Stop being so negative: Richmond residents say injecting room is doing its job
Richmond community members say they are sick of seeing the Richmond medically supervised injecting room (MSIR) hammered in the media and are asking people to have some compassion.
Victoria Street Drug Solutions founder Judy Ryan said she started the community group in 2016 to show support for the MSIR.
“Despite the popular narrative seen in the media, we are a community that supports the Richmond injecting room,” Ms Ryan said.
“People do not choose to have a heroin addiction. These are people with mental health issues, drug addiction issues and homelessness issues, and we should help where we can.”
Harm Reduction Victoria CEO Sione Crawford said safe injecting rooms had given Victorians a sense of community.
“MSIRs give our society a reputation for being accepting and caring for some of the most marginalised people in society,” he said.
People act like MSIRs are there to make drug use easy, but the whole aim is to save lives in the places where drug use has been happening for a long time.
Ms Ryan said the drug users were not criminals.
“They are some of the most beautiful, extraordinary human beings who have had terrible things happen in their lives,” she said.
The area had improved “significantly” since the centre opened. “We rarely see someone overdosed in the streets now. You used to turn every corner and see someone overdosing,” she said.
“Secondly, our laneways and streets are no longer crowded with multiple emergency vehicles—we couldn’t even leave our houses.
“Along with that, we no longer have the constant sound of emergency sirens all the time. It was like living in a warzone.”
CEO of Harm Reduction Victoria Sione Crawford taken by Jennifer Pittorino via zoom.
During parliamentary question time on March 18, National Party MP Emma Kealy asked Health Minister Martin Foley if he stood by the placement of the injecting room.
“On Friday, Richmond West Primary School was sent into lockdown because of a person experiencing a dangerous and violent drug-induced psychosis outside the school,” Ms Kealy said.
“Yesterday, the school was again sent into lockdown when a man armed with a knife breached security and entered the school grounds.”
“This morning, families were told that students must enter via the rear gate because there was a dead body in front of the school. Does the minister stand by the decision that an injecting room next to a primary school is both safe and appropriate?”
Mr Foley told parliament that effective support services needed to be where the drug use was.

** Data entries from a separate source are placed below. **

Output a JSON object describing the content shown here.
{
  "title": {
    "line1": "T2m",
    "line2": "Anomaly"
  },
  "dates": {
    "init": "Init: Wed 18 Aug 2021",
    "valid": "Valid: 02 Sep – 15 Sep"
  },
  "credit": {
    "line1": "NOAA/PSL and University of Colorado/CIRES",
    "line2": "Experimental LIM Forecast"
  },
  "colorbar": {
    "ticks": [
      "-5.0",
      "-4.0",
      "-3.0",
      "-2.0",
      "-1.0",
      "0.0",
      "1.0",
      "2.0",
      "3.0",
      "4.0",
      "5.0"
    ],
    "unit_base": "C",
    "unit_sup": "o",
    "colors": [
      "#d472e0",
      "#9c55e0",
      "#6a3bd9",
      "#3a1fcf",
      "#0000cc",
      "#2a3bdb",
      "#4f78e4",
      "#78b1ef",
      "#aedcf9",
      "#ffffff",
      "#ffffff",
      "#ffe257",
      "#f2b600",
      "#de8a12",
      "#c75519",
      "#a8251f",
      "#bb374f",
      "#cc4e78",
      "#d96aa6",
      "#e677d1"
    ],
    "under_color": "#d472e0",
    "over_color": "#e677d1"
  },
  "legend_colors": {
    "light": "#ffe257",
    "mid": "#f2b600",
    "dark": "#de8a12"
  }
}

“In regard to where rehabilitation and support, and a medically supervised injecting facility, and all the wraparound services that go with it should be … it has to be where the harm is. It has to be in the services where the drug market operates,” he said.
Where the drug market operates, sadly, is in the North Richmond community … That is why the school community supports this process.
“It [MSIR] is a pathway out of that tragic circumstance.”
MSIR advocate Judy Ryan taken by Jennifer Pittorino via zoom
Ms Ryan said there the school had been affected by community drug use long before the MSIR.
“People don’t know that there was a huge issue with injecting and fatal overdoses in the car park next to the school for years—that’s why it [MSIR] was built there,” she said.
I don’t see these people as junkies. They are a part of the community, and as a compassionate community, we should be doing what we can to help them.
Ms Ryan said she was happy about the possibility of a second MSIR in the CBD, and hoped it would take some of the pressure off Richmond.
Mr Crawford said the Richmond facility was in the correct location given how many people attended the injecting room.
“[About] 200-300 people visited the MSIR every day during the last lockdown. North Richmond has long been known as a crossroads for communities and cultures, and that includes people that use drugs,” he said.